I also studied the Playfair Football Who’s Who, and got my Dad to test me on it over Christmas dinner. He despaired at my amount of useless knowledge

‘If only you could spend the same amount of time on your school work, you’d pass your exams with flying colours,’ said my Dad. He was unimpressed that I could recite the career of midfielder Martin Kuhl (by 1992 it was Birmingham, Sheff U, Watford and Portsmouth), instead of being able to tell him the word for potato in German (kartoff…something or other). This is way before Wikipedia spoiled all football memory games like this.

First inspiration

Luckily my love of West Ham inspired me to become a writer. So I plucked up the courage and sent my first hand written article to one of the smaller West Ham fanzines – On a Mission.

I wrote it in claret biro, thinking that would help, and I called myself ‘Quantrill’. Named after the infamous bushwhacker from my favourite cowboy Top Trumps. Later I discovered Quantrill wasn’t a pleasant chap and was involved in several massacres. Where was Wikipedia back in the early 90s!

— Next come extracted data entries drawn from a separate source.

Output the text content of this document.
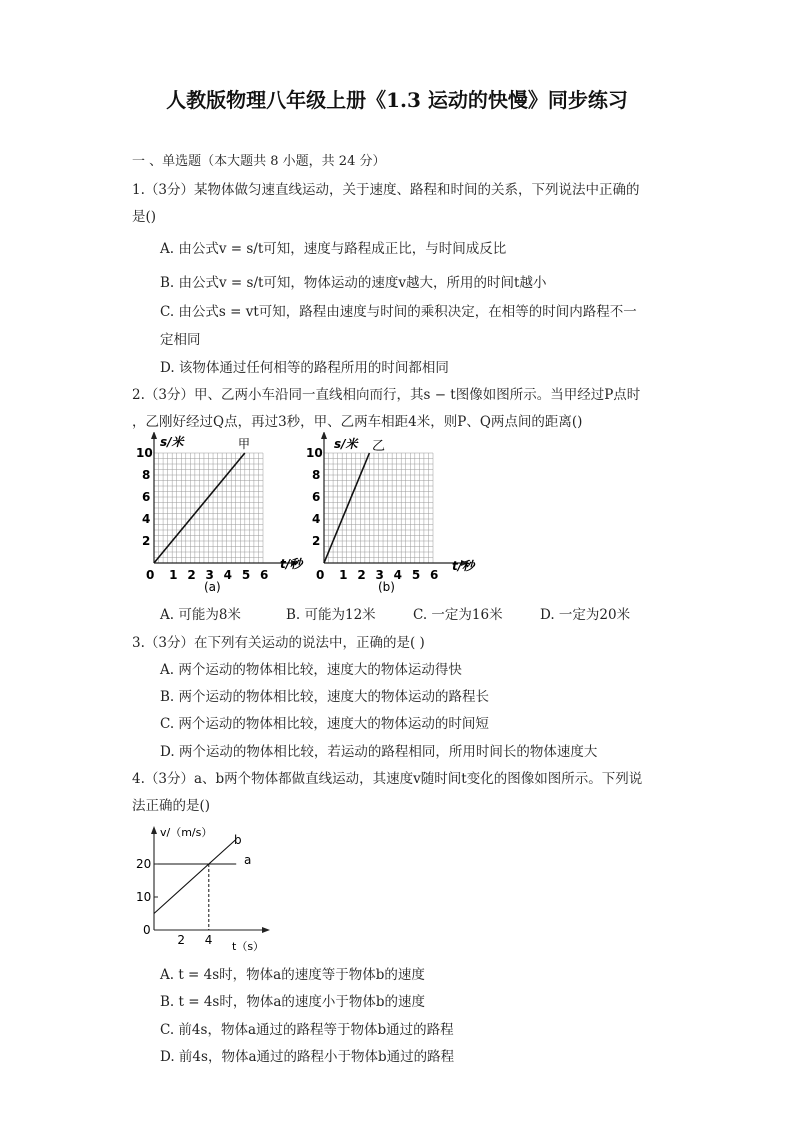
人教版物理八年级上册《1.3 运动的快慢》同步练习
一 、单选题（本大题共 8 小题，共 24 分）
1.（3分）某物体做匀速直线运动，关于速度、路程和时间的关系，下列说法中正确的
是()
A. 由公式v = s/t可知，速度与路程成正比，与时间成反比
B. 由公式v = s/t可知，物体运动的速度v越大，所用的时间t越小
C. 由公式s = vt可知，路程由速度与时间的乘积决定，在相等的时间内路程不一
定相同
D. 该物体通过任何相等的路程所用的时间都相同
2.（3分）甲、乙两小车沿同一直线相向而行，其s − t图像如图所示。当甲经过P点时
，乙刚好经过Q点，再过3秒，甲、乙两车相距4米，则P、Q两点间的距离()
0 1 2 3 4 5 6
2
4
6
8
10
s/米	甲
t/秒
(a)
0 1 2 3 4 5 6
2
4
6
8
10
s/米 乙
t/秒
(b)
A. 可能为8米	B. 可能为12米	C. 一定为16米	D. 一定为20米
3.（3分）在下列有关运动的说法中，正确的是( )
A. 两个运动的物体相比较，速度大的物体运动得快
B. 两个运动的物体相比较，速度大的物体运动的路程长
C. 两个运动的物体相比较，速度大的物体运动的时间短
D. 两个运动的物体相比较，若运动的路程相同，所用时间长的物体速度大
4.（3分）a、b两个物体都做直线运动，其速度v随时间t变化的图像如图所示。下列说
法正确的是()
0
10
20
2 4
v/（m/s）
t（s）
b
a
A. t = 4s时，物体a的速度等于物体b的速度
B. t = 4s时，物体a的速度小于物体b的速度
C. 前4s，物体a通过的路程等于物体b通过的路程
D. 前4s，物体a通过的路程小于物体b通过的路程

You couldn’t call the article, my 16-year-old self churned out, high brow. I theorised that West Ham players with beards are better than ones with moustaches. Not including the legendary Mexican-tashed Alan Devonshire in this half-baked theory. I sent it off and thought nothing more of it. Few people replied to letters in the early 90s.

First published article

A week later I was standing at the back of the North Bank at Upton Park (West Ham’s old ground…sob), when a bloke appeared in front of me and began to flick through the latest copy of On a Mission. He skimmed through the first handful of pages and then stopped and began to read. I peered over his shoulder, and there was my article in black and white with the words ‘Quantrill says…’ across the top.

I couldn’t believe it.

And so I made the first tentative steps towards becoming a proper writer (albeit without earning a wage). I continued to write for the fanzine for a few seasons.

That mild success gave me the confidence to write, illustrate and edit an underground school newspaper. A two page broadsheet full of ‘jokes’ about the teachers called The Huge Roast Potato. I published three issues before the school discovered my mini-printing press (felt tips and biros) and I was punished accordingly. Despite the setback I had no intention of being a boring writer.

Proper writer jobs

I continued to dabble with writing at university, and then in my final week of the third year, with the scary world of work looming ahead, I decided I should be a journalist. Besides I wasn’t good at anything else.

A major back operation, various unpaid journalism jobs and two years went by before I landed my first paid full-time job as a business reporter with the Press Association. The rest is history as they say…or just look at my LinkedIn page.